Aku masih ingat sedikit, tentang bola kaca berwarna cahaya. Waktu itu di penghujung waktu-waktu sahur, kau bentangkan tanganmu ke arah timur. Setelahnya, bola kaca itu kau letakkan di atas meja tinggi kepunyaan ibuku. Sambil terus membalur hatimu dengan kebahagiaan, kau seru dengat begitu yakinnya, "Bola kaca berwarna Cahaya.". Ah lalu munculah literasi itu. Literasi warna cahaya.
Aku tak pernah tahu sebelumnya, jika saja memang sanggup ku ingini yang seperti itu. Tentang seberapa banyak pelajaran yang kudapatkan darimu. Tentang seberapa panjang deret kata yang melukiskan makna antara kau dan aku.
Ah, sahabat, jika saja bisa kukatakan begitu. Ah, sahabat, tak akan kutemui lagi sahabat sepertimu.

Kau bilang aku beruntung karena aku adalah aku. Dan kau beruntung. Karena kau adalah kau. Ya, ini tentang bersyukur, katamu. Dan  ah, kurasa aku mulai terjebak dalam kritik dialogis soal siapa yang lebih beruntung di antara kita.

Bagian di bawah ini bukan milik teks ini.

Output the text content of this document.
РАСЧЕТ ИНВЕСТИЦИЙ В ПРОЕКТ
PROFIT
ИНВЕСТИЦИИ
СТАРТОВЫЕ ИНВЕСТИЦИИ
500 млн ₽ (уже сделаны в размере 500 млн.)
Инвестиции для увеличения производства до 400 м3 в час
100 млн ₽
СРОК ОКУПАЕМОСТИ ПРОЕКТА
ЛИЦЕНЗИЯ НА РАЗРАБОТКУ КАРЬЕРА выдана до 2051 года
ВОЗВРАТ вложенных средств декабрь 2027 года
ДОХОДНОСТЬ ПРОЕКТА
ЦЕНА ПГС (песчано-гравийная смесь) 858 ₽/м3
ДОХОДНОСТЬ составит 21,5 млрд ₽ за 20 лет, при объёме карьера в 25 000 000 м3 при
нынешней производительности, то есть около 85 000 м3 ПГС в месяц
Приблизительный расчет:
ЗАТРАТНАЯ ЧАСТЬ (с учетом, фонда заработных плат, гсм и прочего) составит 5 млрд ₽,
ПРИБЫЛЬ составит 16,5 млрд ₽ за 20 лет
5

Sebab bagiku, waktu itu bandingan faktorial pastilah ada intensitas pembedanya, kepekatan warna cahayanya, bahasamu. Haha. Aku mulai mengulur lagi hatiku pada kebekuan waktu kau tak akan kembali lagi. Haha. Aku mulai jadi pihak penderita yang mati rasa, habis dimakan kulit serangga.
Hingga semerbak bau merah jambu cuma bias dilekukan jingga-jingga. Hingga teduhnya hijau muda tak lagi menginginkan perpanjangan logika antara coklat akar dan batangnya.

Ini soal diferensiasi. Katamu lagi. Tapi bagiku ini soal frekuensi. Ah, tinggalkan saja. Kita bersepakat.

Kau dan aku. Siapa yang lebih beruntung? Sebab aku rindu kau. Dan kau tak mungkin demam karena rindu aku lagi.